FIs are increasingly challenged on their ability to understand, manage and mitigate risk exposure, with regulators asking that additional capital be held where firms are unable to demonstrate this. Simultaneously, unprecedented levels of complex tech change have increased the need for assurance over outcomes, whilst the pressure to curb or reduce costs remains. The outcome? A massive boom in regulatory technology solutions, otherwise known as ‘RegTech’; best defined as new technology that facilitates the delivery of regulatory requirements. So what areas of business is RegTech having most impact?

Multiple business compliance issues for RegTech to impact


There are at least seven issue areas according to the IIF (Institute of International Finance), as follows:

  • Risk data aggregation as required for capital and liquidity reporting and for stress testing. This involves the gathering and aggregation of high quality structured data from across an FI. It is complicated by the use of incompatible and often outdated IT systems.
  • Modelling, scenario analysis and forecasting required for stress testing and risk management. This is increasingly complex and demanding in terms of computing power, labour and intellectual capacity, due to the vast array of risks, scenarios, and variables that need to be included.
  • A bottleneck in monitoring payments transactions (particularly in real-time) is the low quality and massive incompatibility of transaction metadata produced by payments systems. This complicates the automated interpretation of transactions metadata to recognize things like money laundering and terrorism financing.
  • Identification of clients and legal persons, as required by ‘know-your-customer’ regulations. This becomes much more efficient through the use of RegTech automated identification solutions such as fingerprint and iris scanning, blockchain identity and so on. (The Money Laundering Regulations of 2017 are now the underlying rules that govern KYC in the UK).
  • Monitoring a financial institution’s internal culture and behaviour and complying with customer protection processes. This frequently requires the analysis of qualitative information conveying the behaviour of individuals, such as e-mails and the spoken word. Automated interpretation of these sources enables enormous leaps in efficiency, capacity, and speed of compliance.
  • Trading in financial markets requires participants to conduct a range of regulatory tasks such as margin calculations, choice of trading venue, choice of central counterparty and assessing the impact of a transaction on their institution’s exposures. Automating these tasks via RegTech will ensure compliance and increase the speed and efficiency of trading.
  • Identifying new regulations applying to a financial institution. Interpreting their implications and allocating the different compliance obligations to the responsible units in an organization is currently a labour-intensive and onerous process, which could be enhanced through automated interpretation of regulations.
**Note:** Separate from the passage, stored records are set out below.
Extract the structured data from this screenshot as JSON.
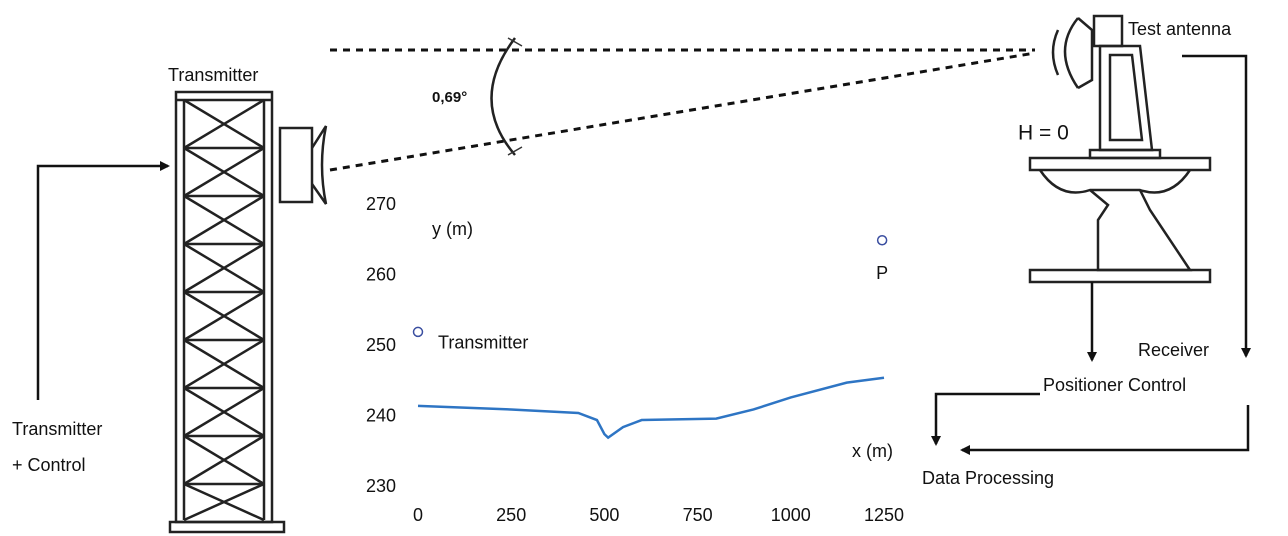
{
  "labels": {
    "tower": "Transmitter",
    "transmitter_control": [
      "Transmitter",
      "+ Control"
    ],
    "angle": "0,69°",
    "test_antenna": "Test antenna",
    "height": "H = 0",
    "receiver": "Receiver",
    "positioner": "Positioner Control",
    "processing": "Data Processing"
  },
  "chart_data": {
    "type": "line",
    "x_label": "x (m)",
    "y_label": "y (m)",
    "xlim": [
      0,
      1250
    ],
    "ylim": [
      230,
      270
    ],
    "xticks": [
      0,
      250,
      500,
      750,
      1000,
      1250
    ],
    "yticks": [
      230,
      240,
      250,
      260,
      270
    ],
    "series": [
      {
        "color": "#2e75c4",
        "x": [
          0,
          250,
          430,
          480,
          500,
          510,
          550,
          600,
          800,
          900,
          1000,
          1150,
          1250
        ],
        "values": [
          241.5,
          241,
          240.5,
          239.5,
          237.5,
          237,
          238.5,
          239.5,
          239.7,
          241,
          242.7,
          244.8,
          245.5
        ]
      }
    ],
    "points": {
      "color": "#3a4ea0",
      "x": [
        0,
        1245
      ],
      "values": [
        252,
        265
      ],
      "labels": [
        "Transmitter",
        "P"
      ]
    }
  }
}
Regtech is about tech innovation


So what are the main tech innovations that fall under the umbrella of RegTech and that are tackling these compliance issues? They include:

  • Machine learning, robotics and artificial intelligence. Data mining algorithms based on machine learning can organize and analyse large sets of data, even if this data is unstructured and of a low quality, such as e-mails, pdfs and the spoken word. It can also improve the interpretation of low-quality data outputs from payments systems. Machine learning can create self-improving and more accurate methods for data analysis, modelling and forecasting as needed for stress testing. Artificial intelligence could even be applied in software automatically interpreting new regulations.
  • Improvements in cryptography are leading to a more secure, faster and more efficient data sharing within financial institutions, especially for more efficient risk data aggregation processes. Data sharing with other financial institutions, clients and supervisors could also benefit.
  • Biometrics, which is already allowing for massive efficiency and security improvements by automating client identification. This too is required by know-your-customer (KYC) regulations.
  • Blockchain and other distributed ledgers are allowing for the development of more efficient trading platforms, payments systems and information sharing mechanisms in and between financial institutions. When paired with biometrics, digital identity could enable timely, cost efficient and reliable KYC checks.
  • Application programming interfaces (APIs) and other systems allowing for interoperability make sure that different software programs can communicate with each other. APIs could, for example, allow for automated reporting of data to regulators.
  • Shared utility functions and cloud applications allow financial institutions to pool some of their compliance functions on a single platform, allowing for efficiency gains.
  • So there’s a heck of a lot going on at all levels of IT infrastructures in the name of better regulation and compliance. Interestingly, according to The Business Insider journal, many of the companies actually offering these RegTech solutions haven’t scaled as might have been expected from the initial hype and have failed to follow the trajectory of firms in other segments of fintech. This unexpected inertia is likely to resolve over the next 12-24 months as other factors come into play that shift FIs approach to RegTech solutions and as the companies offering them evolve. External factors driving this change include regulatory support of RegTech solutions and consultancies offering more help to FIs wanting to sift through solutions. Start-ups offering RegTech solutions will also play a part by partnering with each other, forming industry organizations and taking advantage of new opportunities.